I shove my hands into my pockets as I move through the stone corridors of the sanctuary, ignoring the old ghosts that press at the edges of myconsciousness. This place carries too much history, too many memories of the boy I used to be before everything went to hell.

I don’t linger. Don’t stop to examine the familiar architecture or the way shadows fall differently here than anywhere else. Don’t give in to the pull of a past that belongs to someone else entirely.

This was my home once.

Now it’s just another cage with prettier bars.

I take the longer route through the training grounds, avoiding the main passages where I might encounter anyone else from our group. The torches burn bright against ancient stone, flickering in the humid air that seeps through open archways.

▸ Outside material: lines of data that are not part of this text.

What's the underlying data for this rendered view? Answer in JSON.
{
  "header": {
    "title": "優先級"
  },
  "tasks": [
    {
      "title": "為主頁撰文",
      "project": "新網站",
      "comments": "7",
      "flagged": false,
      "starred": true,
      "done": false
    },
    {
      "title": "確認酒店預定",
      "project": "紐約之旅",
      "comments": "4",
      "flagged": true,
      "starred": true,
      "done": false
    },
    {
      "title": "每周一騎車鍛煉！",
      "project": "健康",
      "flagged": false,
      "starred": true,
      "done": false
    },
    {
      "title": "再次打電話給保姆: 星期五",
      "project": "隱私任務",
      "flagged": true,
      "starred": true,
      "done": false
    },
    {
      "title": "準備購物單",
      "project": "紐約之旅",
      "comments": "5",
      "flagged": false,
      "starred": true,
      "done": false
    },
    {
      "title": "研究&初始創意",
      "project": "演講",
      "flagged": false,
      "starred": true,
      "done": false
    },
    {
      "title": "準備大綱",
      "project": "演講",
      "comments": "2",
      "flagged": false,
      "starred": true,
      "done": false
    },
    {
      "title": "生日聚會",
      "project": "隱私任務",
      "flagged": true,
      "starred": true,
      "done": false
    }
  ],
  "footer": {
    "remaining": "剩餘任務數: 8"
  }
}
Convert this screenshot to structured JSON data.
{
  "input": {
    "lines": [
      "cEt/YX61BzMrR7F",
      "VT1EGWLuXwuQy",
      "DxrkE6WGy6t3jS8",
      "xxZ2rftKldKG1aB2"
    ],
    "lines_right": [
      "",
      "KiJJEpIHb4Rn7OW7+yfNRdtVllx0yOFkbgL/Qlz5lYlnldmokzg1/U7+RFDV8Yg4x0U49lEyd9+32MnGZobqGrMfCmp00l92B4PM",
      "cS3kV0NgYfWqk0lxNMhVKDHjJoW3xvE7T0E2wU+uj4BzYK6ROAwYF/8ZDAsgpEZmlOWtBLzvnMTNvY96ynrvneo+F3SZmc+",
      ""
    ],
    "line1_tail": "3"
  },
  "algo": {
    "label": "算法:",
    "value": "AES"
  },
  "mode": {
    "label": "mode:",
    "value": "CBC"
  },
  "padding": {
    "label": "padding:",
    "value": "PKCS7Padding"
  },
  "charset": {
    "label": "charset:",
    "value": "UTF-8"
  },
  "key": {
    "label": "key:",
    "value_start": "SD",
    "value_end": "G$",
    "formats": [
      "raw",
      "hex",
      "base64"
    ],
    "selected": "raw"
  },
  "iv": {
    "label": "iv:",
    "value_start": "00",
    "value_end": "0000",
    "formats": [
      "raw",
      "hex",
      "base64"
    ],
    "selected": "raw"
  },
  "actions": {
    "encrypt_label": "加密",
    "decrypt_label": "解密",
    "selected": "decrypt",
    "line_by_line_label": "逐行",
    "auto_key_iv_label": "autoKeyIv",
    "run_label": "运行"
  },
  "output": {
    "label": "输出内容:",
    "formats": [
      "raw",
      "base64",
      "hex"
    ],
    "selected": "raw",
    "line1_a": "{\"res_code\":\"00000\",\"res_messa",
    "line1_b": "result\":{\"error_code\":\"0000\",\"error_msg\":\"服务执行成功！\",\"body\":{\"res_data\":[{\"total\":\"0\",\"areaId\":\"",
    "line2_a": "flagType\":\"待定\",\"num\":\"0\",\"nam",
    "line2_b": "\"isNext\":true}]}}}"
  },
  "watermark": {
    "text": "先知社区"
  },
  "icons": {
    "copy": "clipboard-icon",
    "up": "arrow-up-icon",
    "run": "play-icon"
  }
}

It’s unsettling how much of this place still feels familiar despite the years I’ve spent trying to forget it. The way my footsteps echo in certain corridors. The particular scent of old magic and older secrets that clings to everything here.

I should be used to ghosts by now. I carry enough of them.

But this place is different. This is where I learned what it meant to become one.

I’m rounding the next corner, lost in thoughts I’d rather not examine, when I find Mira leaning casually against the stone railing, watching me with that same unreadable expression she always wears.

She doesn’t speak at first, just tilts her head slightly, her silver eyes glinting in the firelight.

“You always did like lurking in the shadows.”